Who remembers going to school with a brown (box) suitcase before the nap-sacks became popular?
In looking around my things for putting my Granddaughter’s collection of crayons and colouring books into, I suddenly thought how perfect a small suitcase would be – you know – the ones we used to have ‘in the old days’ for school.
And memories came flooding back – that wonderful smell of a brand new case every time I opened it up – clicking the latches open and close just to enjoy the sensation-
–for Gooooodssssake stop that bloody clicking – Sorry Mum – and that’s the last case we’re buying you, do you understand – yes Mum – do you all think money grows on bluddy trees? – No Mum.
-and finally packing my homework books into the new pristine case with neat precision from the rather battered old, multi-sat-on, inverted-top, cracked-dent-edged, sticker-covered, Mazowe-orange-juice-spilt-stains-with- encrusted-bread-crumbs and several blue-Quink-ink-spills of several years old.
My first case was the smallest model with a single-latch for starting school in KG 1, Bindura Junior School.

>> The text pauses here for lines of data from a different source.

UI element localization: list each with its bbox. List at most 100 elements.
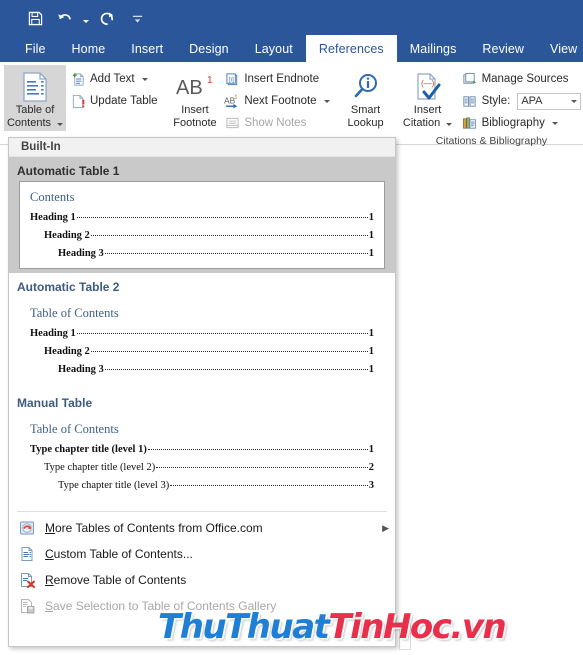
toc-leader-dots xyxy=(76,333,368,334)
add-text-caret-icon[interactable] xyxy=(141,77,148,81)
save-selection-icon xyxy=(17,597,37,615)
toc-entry-page: 3 xyxy=(368,480,374,491)
bibliography-label: Bibliography xyxy=(481,117,545,129)
update-table-button[interactable]: Update Table xyxy=(66,90,162,112)
save-icon[interactable] xyxy=(20,5,50,31)
gallery-item-automatic-table-2[interactable]: Automatic Table 2 Table of Contents Head… xyxy=(9,273,395,389)
next-footnote-caret-icon[interactable] xyxy=(323,99,330,103)
manage-sources-button[interactable]: Manage Sources xyxy=(458,68,583,90)
toc-preview-entry: Heading 1 1 xyxy=(30,212,374,223)
menu-item-custom-table-of-contents[interactable]: Custom Table of Contents... xyxy=(9,541,395,567)
toc-entry-page: 1 xyxy=(368,364,374,375)
gallery-item-3-preview: Table of Contents Type chapter title (le… xyxy=(19,413,385,501)
add-text-icon xyxy=(70,71,86,87)
next-footnote-label: Next Footnote xyxy=(244,95,317,107)
ribbon-group-table-of-contents: Table of Contents Add Text Update Table xyxy=(0,62,166,145)
style-selector[interactable]: Style: APA xyxy=(458,90,583,112)
smart-lookup-icon xyxy=(351,70,381,104)
ribbon-tab-strip: File Home Insert Design Layout Reference… xyxy=(0,35,583,62)
smart-lookup-button[interactable]: Smart Lookup xyxy=(342,65,390,131)
insert-citation-label-line2: Citation xyxy=(402,116,441,129)
toc-leader-dots xyxy=(90,235,368,236)
submenu-arrow-icon: ▶ xyxy=(382,522,389,533)
bibliography-button[interactable]: Bibliography xyxy=(458,112,583,134)
toc-entry-text: Type chapter title (level 1) xyxy=(30,444,147,455)
toc-preview-entry: Heading 2 1 xyxy=(30,230,374,241)
next-footnote-button[interactable]: AB 1 Next Footnote xyxy=(220,90,333,112)
toc-preview-entry: Heading 1 1 xyxy=(30,328,374,339)
manage-sources-label: Manage Sources xyxy=(481,73,569,85)
ribbon-group-citations-bibliography: (—) Insert Citation Manage Sources Style… xyxy=(394,62,583,147)
redo-icon[interactable] xyxy=(92,5,122,31)
toc-entry-text: Heading 2 xyxy=(44,346,90,357)
tab-review[interactable]: Review xyxy=(469,35,537,62)
table-of-contents-caret-icon[interactable] xyxy=(57,122,64,126)
toc-entry-page: 1 xyxy=(368,346,374,357)
insert-endnote-button[interactable]: [i] Insert Endnote xyxy=(220,68,333,90)
menu-item-more-tables-from-office[interactable]: More Tables of Contents from Office.com … xyxy=(9,515,395,541)
toc-preview-entry: Type chapter title (level 3) 3 xyxy=(30,480,374,491)
add-text-button[interactable]: Add Text xyxy=(66,68,162,90)
style-caret-icon[interactable] xyxy=(571,99,578,103)
bibliography-icon xyxy=(462,115,478,131)
bibliography-caret-icon[interactable] xyxy=(551,121,558,125)
gallery-item-2-preview-title: Table of Contents xyxy=(30,306,119,320)
toc-entry-text: Type chapter title (level 3) xyxy=(58,480,170,491)
table-of-contents-label-line1: Table of xyxy=(15,104,55,116)
tab-insert[interactable]: Insert xyxy=(118,35,176,62)
gallery-divider xyxy=(17,511,387,512)
toc-leader-dots xyxy=(156,467,368,468)
gallery-item-3-preview-title: Table of Contents xyxy=(30,422,119,436)
toc-leader-dots xyxy=(76,217,368,218)
toc-entry-text: Heading 3 xyxy=(58,364,104,375)
svg-text:1: 1 xyxy=(207,75,213,86)
citations-small-buttons: Manage Sources Style: APA Bibliography xyxy=(458,65,583,134)
insert-citation-caret-icon[interactable] xyxy=(446,122,453,126)
tab-layout[interactable]: Layout xyxy=(242,35,306,62)
svg-text:[i]: [i] xyxy=(229,76,234,83)
update-table-icon xyxy=(70,93,86,109)
toc-leader-dots xyxy=(104,369,368,370)
toc-preview-entry: Type chapter title (level 1) 1 xyxy=(30,444,374,455)
insert-footnote-label-line1: Insert xyxy=(181,104,209,116)
tab-design[interactable]: Design xyxy=(176,35,242,62)
insert-citation-button[interactable]: (—) Insert Citation xyxy=(398,65,458,134)
style-combobox[interactable]: APA xyxy=(517,92,582,110)
insert-footnote-button[interactable]: AB 1 Insert Footnote xyxy=(170,65,221,134)
tab-references[interactable]: References xyxy=(305,35,397,62)
show-notes-label: Show Notes xyxy=(244,117,307,129)
show-notes-icon xyxy=(224,115,240,131)
customize-quick-access-icon[interactable] xyxy=(122,5,152,31)
gallery-item-1-name: Automatic Table 1 xyxy=(17,164,120,178)
watermark-part-1: ThuThuat xyxy=(158,607,330,647)
ribbon: Table of Contents Add Text Update Table … xyxy=(0,62,583,147)
toc-entry-text: Heading 3 xyxy=(58,248,104,259)
toc-small-buttons: Add Text Update Table xyxy=(66,65,162,131)
table-of-contents-gallery-dropdown: Built-In Automatic Table 1 Contents Head… xyxy=(8,137,396,647)
table-of-contents-icon xyxy=(22,70,48,104)
footnote-small-buttons: [i] Insert Endnote AB 1 Next Footnote Sh… xyxy=(220,65,333,134)
gallery-item-manual-table[interactable]: Manual Table Table of Contents Type chap… xyxy=(9,389,395,505)
tab-file[interactable]: File xyxy=(12,35,59,62)
menu-item-remove-table-of-contents[interactable]: Remove Table of Contents xyxy=(9,567,395,593)
undo-dropdown-caret-icon[interactable] xyxy=(80,5,92,31)
gallery-header-built-in: Built-In xyxy=(9,138,395,157)
show-notes-button[interactable]: Show Notes xyxy=(220,112,333,134)
gallery-item-automatic-table-1[interactable]: Automatic Table 1 Contents Heading 1 1 H… xyxy=(9,157,395,273)
insert-citation-icon: (—) xyxy=(414,70,442,104)
tab-mailings[interactable]: Mailings xyxy=(397,35,470,62)
word-application-window: 1.4 - Cơ cấu tổ chức File Home Insert De… xyxy=(0,0,583,655)
table-of-contents-button[interactable]: Table of Contents xyxy=(4,65,66,131)
manage-sources-icon xyxy=(462,71,478,87)
insert-endnote-label: Insert Endnote xyxy=(244,73,320,85)
gallery-item-2-name: Automatic Table 2 xyxy=(17,280,120,294)
undo-icon[interactable] xyxy=(50,5,80,31)
toc-entry-text: Heading 2 xyxy=(44,230,90,241)
tab-home[interactable]: Home xyxy=(59,35,119,62)
gallery-item-1-preview: Contents Heading 1 1 Heading 2 1 Heading… xyxy=(19,181,385,269)
toc-leader-dots xyxy=(147,449,368,450)
smart-lookup-label-line2: Lookup xyxy=(347,116,384,129)
add-text-label: Add Text xyxy=(90,73,135,85)
tab-view[interactable]: View xyxy=(537,35,583,62)
citations-group-label: Citations & Bibliography xyxy=(435,135,548,147)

I can still remember this day so well, terrified and clutching my mother’s hand with my new case in the other as she walked me to school just a few yards down the road from where we lived. Everything was new, hat, shoes, socks and school uniform – large to grow into and last longer (all uniforms in our family were bought a size larger and this principle remained right through with all 5 of us till the last one left school with the result that in late junior and senior school my eldest brother refused new clothes so he could be seen in the then fashion of very tight, crotch-strangling really-short shorts – but I digress)
So my first day was all and everything new from the experience of sitting at a desk to exercise books with far-apart blue lines (to be taken home and covered in brown paper) and pencils. When break time came, I nervously collected my case and found a place to sit in the ‘playground’ alone. My comfort came in opening my suitcase to find a Marmite sandwich wrapped in greaseproof paper and a square-edged plastic bottle filled with Mazowe orange juice. I will never ever forget the combined smells that came from my new case and how delicious the sandwich and orange juice tasted.
Somewhere between infant and senior school, we moved over to leather satchels (but that’s another story). As the weight of increased homework books increased in senior years, we went back to suitcases. In retrospect and especially in the case of my sister and I, I wonder if the reasoning behind this return to the case was because the weight of the satchel pulled our shoulders right back thus innocently causing our budding boobs to stand out proud (and perhaps a tad provocatively) – not a good thing in my protective mother’s eyes.
My second most loved item bought for school was a wooden pencil box for Standard 2 at the Dominican Convent, Salisbury. It was a double-decker one with a sliding lid and the top section swivelling open on a screw at its base. It was filled with a new rubber, pencil sharpener, 2 pencils and in the lower section 12 Derwent crayons which Dad had carefully sliced a 1 inch piece of paint off the bottom to write my name into it. Again I loved the combined smell of especially the new wood, crayons and the rubber. This case lasted most my school years – Now I wonder what happened to it? Did I simply chuck it out? What a shame.)